Reposted from https://phabricator.wikimedia.org/T281499#7085780
Especially when naming symbols for data (which almost everything is) I'd really like to stress that capital letters in data keys is a really bad idea.
https://wikitech.wikimedia.org/wiki/Event_Platform/Schemas/Guidelines#Identifier_Naming_Rules
Data moves around. It will be used in different languages with different typing and different naming rules. It will certainly be used in SQL systems, which are for the most part case insensitive. The only common identifier naming rule that will function in all of these systems is snake_case.
Any time data passes through a case insensitive system, it will be normalized, most likely to all lower case.
Fields like isPartOf
and mainEntity
will become ispartof
and mainentity
. Longer names that include acronyms get even worse. In camelCase, it isn't clear what the acronym capitalization rules are. E.g. HTTPURLID
? HttpUrlId
? Whatever the camelCase acronym rule is, the name will be normalized in SQL systems to e.g. httpurlid
. Data integration automation code has to reason about which fields are the same. If ingesting data that has capital letters, it is possible that two different fields end up normalized to the same lower cased name. Then we just have to guess about how to ingest data.

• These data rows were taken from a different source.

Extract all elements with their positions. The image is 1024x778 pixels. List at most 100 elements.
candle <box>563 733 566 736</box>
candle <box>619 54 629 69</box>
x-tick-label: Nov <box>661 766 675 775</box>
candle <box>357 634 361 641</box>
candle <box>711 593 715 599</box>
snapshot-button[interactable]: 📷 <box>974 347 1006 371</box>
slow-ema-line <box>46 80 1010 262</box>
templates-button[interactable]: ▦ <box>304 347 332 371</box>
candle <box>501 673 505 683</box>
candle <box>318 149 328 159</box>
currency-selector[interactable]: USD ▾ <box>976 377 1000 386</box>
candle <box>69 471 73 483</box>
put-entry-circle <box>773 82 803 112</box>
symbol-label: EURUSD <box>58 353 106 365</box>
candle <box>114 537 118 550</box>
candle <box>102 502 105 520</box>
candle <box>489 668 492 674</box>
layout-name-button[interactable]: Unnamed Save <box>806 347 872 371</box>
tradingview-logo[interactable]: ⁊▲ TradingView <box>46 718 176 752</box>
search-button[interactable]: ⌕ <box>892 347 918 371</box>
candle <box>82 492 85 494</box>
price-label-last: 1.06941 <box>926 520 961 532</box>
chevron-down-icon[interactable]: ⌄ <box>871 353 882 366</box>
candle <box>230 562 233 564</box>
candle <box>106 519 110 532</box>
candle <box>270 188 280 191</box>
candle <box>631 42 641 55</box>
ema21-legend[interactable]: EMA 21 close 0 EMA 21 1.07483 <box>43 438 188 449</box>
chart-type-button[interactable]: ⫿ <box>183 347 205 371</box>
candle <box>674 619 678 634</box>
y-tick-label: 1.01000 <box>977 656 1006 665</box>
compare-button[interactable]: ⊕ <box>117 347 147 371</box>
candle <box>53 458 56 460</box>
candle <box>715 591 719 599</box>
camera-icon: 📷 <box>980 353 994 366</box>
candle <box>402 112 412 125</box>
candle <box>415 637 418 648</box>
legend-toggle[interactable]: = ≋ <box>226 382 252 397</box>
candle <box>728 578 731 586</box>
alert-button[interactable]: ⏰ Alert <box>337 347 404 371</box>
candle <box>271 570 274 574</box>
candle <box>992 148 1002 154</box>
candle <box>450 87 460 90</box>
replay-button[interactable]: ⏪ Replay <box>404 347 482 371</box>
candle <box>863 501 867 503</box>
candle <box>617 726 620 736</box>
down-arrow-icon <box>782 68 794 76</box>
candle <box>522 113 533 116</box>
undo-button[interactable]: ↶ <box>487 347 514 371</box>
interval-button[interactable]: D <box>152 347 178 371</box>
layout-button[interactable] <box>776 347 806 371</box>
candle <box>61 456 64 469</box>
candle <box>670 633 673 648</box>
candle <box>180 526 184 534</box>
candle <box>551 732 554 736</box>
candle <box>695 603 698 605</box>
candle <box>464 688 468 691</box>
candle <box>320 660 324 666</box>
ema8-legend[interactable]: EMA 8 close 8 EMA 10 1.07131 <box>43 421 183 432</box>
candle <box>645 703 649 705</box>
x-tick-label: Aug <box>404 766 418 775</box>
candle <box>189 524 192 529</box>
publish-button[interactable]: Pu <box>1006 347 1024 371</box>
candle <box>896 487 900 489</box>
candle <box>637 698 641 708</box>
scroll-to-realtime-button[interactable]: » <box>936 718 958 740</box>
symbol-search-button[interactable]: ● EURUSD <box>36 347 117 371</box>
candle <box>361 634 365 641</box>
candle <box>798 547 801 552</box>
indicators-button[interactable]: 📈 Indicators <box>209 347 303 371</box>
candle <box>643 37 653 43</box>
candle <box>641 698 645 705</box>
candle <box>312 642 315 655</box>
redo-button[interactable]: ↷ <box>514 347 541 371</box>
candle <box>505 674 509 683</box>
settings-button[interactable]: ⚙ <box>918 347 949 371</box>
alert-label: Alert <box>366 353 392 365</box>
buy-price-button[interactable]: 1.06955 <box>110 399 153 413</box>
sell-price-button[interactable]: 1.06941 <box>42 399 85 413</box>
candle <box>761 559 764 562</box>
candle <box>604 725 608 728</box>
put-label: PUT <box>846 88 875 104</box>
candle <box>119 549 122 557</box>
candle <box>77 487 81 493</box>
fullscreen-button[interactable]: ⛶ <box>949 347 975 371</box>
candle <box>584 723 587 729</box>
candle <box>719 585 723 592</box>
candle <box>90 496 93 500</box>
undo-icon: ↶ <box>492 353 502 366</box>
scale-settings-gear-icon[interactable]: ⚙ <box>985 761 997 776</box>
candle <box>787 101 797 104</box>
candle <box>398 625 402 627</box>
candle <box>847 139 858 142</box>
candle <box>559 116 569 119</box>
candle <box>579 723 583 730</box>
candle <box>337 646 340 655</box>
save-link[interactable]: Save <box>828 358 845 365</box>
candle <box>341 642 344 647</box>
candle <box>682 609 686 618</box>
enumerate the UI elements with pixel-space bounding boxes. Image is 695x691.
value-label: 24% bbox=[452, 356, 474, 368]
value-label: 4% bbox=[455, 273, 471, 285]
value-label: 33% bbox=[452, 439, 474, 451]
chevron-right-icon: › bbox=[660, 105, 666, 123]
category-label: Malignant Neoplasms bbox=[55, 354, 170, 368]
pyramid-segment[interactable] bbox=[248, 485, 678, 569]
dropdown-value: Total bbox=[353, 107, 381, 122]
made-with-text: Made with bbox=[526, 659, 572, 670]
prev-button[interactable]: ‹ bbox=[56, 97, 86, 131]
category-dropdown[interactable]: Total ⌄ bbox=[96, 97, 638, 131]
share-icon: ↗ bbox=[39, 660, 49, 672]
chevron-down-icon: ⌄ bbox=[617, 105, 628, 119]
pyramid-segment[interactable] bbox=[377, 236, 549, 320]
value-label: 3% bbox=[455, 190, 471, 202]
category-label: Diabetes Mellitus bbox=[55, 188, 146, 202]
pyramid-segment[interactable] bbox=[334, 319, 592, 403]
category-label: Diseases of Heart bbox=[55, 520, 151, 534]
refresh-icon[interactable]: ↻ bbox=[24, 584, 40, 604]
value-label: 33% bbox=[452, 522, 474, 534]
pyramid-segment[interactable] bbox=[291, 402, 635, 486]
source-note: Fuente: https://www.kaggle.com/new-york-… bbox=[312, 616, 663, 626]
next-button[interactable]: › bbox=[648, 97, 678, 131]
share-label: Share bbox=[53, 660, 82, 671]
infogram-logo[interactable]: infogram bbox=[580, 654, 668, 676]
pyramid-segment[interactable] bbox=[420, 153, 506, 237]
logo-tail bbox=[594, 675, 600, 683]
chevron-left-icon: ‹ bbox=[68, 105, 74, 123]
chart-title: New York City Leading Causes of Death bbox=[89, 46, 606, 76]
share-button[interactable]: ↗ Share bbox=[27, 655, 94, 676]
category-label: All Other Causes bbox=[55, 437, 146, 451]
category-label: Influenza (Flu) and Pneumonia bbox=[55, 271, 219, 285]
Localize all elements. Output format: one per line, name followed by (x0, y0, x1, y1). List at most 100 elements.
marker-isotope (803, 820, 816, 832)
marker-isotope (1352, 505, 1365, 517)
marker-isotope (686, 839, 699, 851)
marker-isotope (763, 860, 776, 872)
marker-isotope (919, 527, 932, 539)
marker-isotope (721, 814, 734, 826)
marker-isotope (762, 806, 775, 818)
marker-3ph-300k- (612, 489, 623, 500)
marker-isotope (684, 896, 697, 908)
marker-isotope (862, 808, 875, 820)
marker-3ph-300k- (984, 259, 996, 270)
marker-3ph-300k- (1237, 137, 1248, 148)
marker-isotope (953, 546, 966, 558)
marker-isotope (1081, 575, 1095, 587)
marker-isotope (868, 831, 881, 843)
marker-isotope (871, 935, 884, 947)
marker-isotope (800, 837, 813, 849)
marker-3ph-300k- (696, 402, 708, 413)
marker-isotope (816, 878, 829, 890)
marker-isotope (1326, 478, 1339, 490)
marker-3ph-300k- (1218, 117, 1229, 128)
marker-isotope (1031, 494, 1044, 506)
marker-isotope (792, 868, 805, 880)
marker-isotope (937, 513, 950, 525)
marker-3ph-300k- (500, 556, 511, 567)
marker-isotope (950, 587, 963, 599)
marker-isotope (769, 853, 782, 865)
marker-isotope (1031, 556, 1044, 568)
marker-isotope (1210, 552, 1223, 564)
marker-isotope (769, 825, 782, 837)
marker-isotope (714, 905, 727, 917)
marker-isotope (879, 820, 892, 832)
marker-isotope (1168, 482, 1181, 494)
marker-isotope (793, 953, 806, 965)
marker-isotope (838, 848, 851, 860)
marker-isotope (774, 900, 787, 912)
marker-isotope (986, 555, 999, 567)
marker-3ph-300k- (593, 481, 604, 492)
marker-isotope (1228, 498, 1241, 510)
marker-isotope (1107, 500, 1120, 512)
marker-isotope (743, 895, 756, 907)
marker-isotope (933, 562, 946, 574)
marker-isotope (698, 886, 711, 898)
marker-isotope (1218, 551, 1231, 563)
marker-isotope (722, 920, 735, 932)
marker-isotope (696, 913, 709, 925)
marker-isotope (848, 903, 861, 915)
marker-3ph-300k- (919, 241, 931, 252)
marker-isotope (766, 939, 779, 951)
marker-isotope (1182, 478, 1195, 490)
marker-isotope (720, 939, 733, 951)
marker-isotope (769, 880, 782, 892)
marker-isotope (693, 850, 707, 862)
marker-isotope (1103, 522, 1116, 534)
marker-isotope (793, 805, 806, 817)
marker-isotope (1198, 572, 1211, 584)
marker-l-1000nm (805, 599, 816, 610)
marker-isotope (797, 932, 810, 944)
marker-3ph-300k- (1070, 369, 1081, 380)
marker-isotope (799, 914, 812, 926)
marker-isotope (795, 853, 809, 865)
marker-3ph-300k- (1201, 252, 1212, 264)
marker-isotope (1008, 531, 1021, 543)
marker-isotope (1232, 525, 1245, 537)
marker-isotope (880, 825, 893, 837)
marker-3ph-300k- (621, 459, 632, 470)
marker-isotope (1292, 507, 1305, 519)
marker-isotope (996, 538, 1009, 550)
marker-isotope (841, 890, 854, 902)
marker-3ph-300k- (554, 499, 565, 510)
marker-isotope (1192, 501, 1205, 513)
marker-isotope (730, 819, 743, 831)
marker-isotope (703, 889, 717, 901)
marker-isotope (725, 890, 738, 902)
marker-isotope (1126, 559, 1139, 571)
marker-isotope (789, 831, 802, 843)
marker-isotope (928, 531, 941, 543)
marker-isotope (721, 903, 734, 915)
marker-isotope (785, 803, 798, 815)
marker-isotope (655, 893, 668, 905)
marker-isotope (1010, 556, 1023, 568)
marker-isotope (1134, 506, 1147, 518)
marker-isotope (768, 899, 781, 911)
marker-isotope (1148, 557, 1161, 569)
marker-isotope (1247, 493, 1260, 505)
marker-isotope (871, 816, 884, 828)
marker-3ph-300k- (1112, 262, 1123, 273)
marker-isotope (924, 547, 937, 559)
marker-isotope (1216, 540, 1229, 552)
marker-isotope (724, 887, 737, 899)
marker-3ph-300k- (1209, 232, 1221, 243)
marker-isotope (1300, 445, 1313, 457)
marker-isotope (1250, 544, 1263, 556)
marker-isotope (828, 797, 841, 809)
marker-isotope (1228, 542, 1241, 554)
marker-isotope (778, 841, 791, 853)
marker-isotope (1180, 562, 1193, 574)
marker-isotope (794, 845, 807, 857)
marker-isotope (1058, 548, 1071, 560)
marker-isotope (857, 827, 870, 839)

Every time someone needs to move camelCased data identifiers in case insensitive systems, they will have to write code that reasons about the case changes. If we avoid upper cased field names in our schemas, we are less likely to encounter bugs and breakages in data pipelines.
Additionally, I've heard that camelCase can be difficult for non native English speakers. incomingHTTPRequestIpAddress
(which is normalized to incominghttprequestipaddress
) is (subjectively) more difficult to read than incoming_http_request_ip_address
.
Is it worth adding this to this Naming_Things page?